The Philadelphia Eagles were among the NFL’s most active teams on Day One of free agency, with Howie Roseman’s immediate priority to upgrade the supporting cast for quarterback Carson Wentz.
Despite the Birds entering with one of the lowest amount of available salary cap space to work with, Roseman brought in two starting wide receivers, including the most coveted name on the open market, Alshon Jeffrey. He also bolstered the offensive line by signing former Titans guard Chance Warmack.
To help pay for Jeffrey, Warmack, and Torrey Smith, the team did release defensive end Connor Barwin, creating over $7 million in cap room.
What do these moves mean for the Birds? Let’s break it down.
Instant Upgrades At Wide Receiver
The 2016 Eagles’ receivers was one of the most sorry bunch of losers you’ll ever see. The Jordan Matthews/Nelson Agholor/Dorial Green-Beckham trio actually made some fans long for the days of not only James Thrash and Todd Pinkston, but Charles Johnson and Torrance Small.
The team’s biggest need coming into this offseason was without a doubt the wide receiver position. They just couldn’t let Carson Wentz go into his second year without some kind of viable threat. And Howie addressed the issue in a big way at his first chance.

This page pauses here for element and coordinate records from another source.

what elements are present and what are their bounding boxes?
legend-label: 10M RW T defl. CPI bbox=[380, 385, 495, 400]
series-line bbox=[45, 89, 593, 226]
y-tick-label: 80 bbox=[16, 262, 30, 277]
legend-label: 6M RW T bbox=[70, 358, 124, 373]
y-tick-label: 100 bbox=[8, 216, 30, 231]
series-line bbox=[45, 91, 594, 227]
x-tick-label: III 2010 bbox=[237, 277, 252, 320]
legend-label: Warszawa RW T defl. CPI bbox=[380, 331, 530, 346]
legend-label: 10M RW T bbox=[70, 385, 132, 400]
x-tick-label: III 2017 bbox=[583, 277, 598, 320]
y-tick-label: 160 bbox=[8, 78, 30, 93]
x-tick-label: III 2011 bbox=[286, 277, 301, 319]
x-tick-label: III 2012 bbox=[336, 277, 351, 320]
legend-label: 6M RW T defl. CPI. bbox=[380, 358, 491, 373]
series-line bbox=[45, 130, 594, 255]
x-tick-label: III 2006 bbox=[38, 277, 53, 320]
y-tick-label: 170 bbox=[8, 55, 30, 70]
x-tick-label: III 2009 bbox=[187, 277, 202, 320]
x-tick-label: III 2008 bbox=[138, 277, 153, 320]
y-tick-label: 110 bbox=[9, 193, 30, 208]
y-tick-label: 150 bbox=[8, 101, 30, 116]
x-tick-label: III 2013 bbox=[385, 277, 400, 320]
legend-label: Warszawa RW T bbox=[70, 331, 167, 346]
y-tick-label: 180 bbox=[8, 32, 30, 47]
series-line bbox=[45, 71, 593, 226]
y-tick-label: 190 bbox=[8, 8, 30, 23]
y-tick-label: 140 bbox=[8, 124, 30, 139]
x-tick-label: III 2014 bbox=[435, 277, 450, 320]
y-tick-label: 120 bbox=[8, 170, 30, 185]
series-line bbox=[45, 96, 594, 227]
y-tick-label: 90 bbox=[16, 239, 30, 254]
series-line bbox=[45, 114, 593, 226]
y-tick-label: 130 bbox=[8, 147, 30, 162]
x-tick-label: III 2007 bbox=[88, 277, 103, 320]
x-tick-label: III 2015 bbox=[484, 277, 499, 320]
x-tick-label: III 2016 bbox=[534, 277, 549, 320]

Now, while the Jeffrey and Smith signings are tremendous upgrades over the incumbents, they aren’t without issue. Jeffrey at times has looked like a dominant receiver, but has also struggled to play through certain injuries and his numbers have been on the decline for several years. The counter to that point is that the Chicago Bears have been a barren wasteland of an organization that have done little right, and Jeffrey is still young and talented enough that he could be poised to thrive and breakout with a change of scenery.
Of all the wide receivers that the Eagles were linked to, my preference was for them to pursue a trade for Brandin Cooks. But given that Roseman was actually able to land Jeffrey on a pretty team-friendly deal despite his lack of cap space, I really don’t have a problem with the move.
On a contract of three years for $15 million, its hard to not to like the Torrey Smith signing either. Smith gives the Birds the best deep threat they’ve had since DeSean Jackson left, and as a second starting wideout he should compliment Jeffrey very well.
What Do These Moves Mean For The Rest Of The Offseason?
I don’t think its out of the question that the Eagles could still go for a wide receiver in the first round of the draft. Given that Jeffrey is only on a one-year deal, if the team likes Corey Davis or Mike Williams enough, it wouldn’t surprise me at all to see them add even more talent to the position.
I would still say that corner is probably the priority going into April, with running back a close second.
Sticking with the wide receivers, I also now wonder if the team would consider trying to trade away Jordan Matthews. Given what the team has already done in free agency, I can’t see Matthews fitting into the club’s long-term plans anymore. It doesn’t make sense for them to pay significant money to a guy that wouldn’t be anything more than a glorified third receiver. Sure, you could argue that the team is better off keeping him around for a year as the slot receiver, but given his issues with drops, is Matthews really even all that good in his role? The slot receiver is a guy who you want to have the best hands on the team, and if not for the complete and constant failures of Nelson Agholor, Matthews would receive a great deal more criticism for his play.
The Chance Warmack signing could spell the end of the Jason Kelce era. Warmack could take over as the team’s starting left guard, allowing Isaac Seumalo to move to center.
Where Do The Eagles Stand In The NFC East?
Following the free agent signings, I would confidently put the Eagles above the Washington Redskins, who are in a state of complete dysfunction. Washington has already lost veteran receivers Pierre Garcon and DeSean Jackson, and potentially could lose starting quarterback Kirk Cousins as well. The Redskins just seem destined for a complete freefall back to the basement of the division after enjoying two competitive seasons.
Brandon Marshall makes the Giants a much more exciting team on paper, giving Eli Manning the closest thing he’ll ever get to replicating Plaxico Burress. If New York ever thinks about fixing their offensive line, they’d be able to do some serious damage in the NFC.
The Cowboys were rumored to be one of the teams in on DeSean Jackson, and I’m relieved we won’t see a combo of Jackson and Dez Bryant on the field at the same time with Ezekial Elliot in the backfield.
A great deal of the offseason still remains, but the Eagles have already improved themselves considerably from what they were a year ago.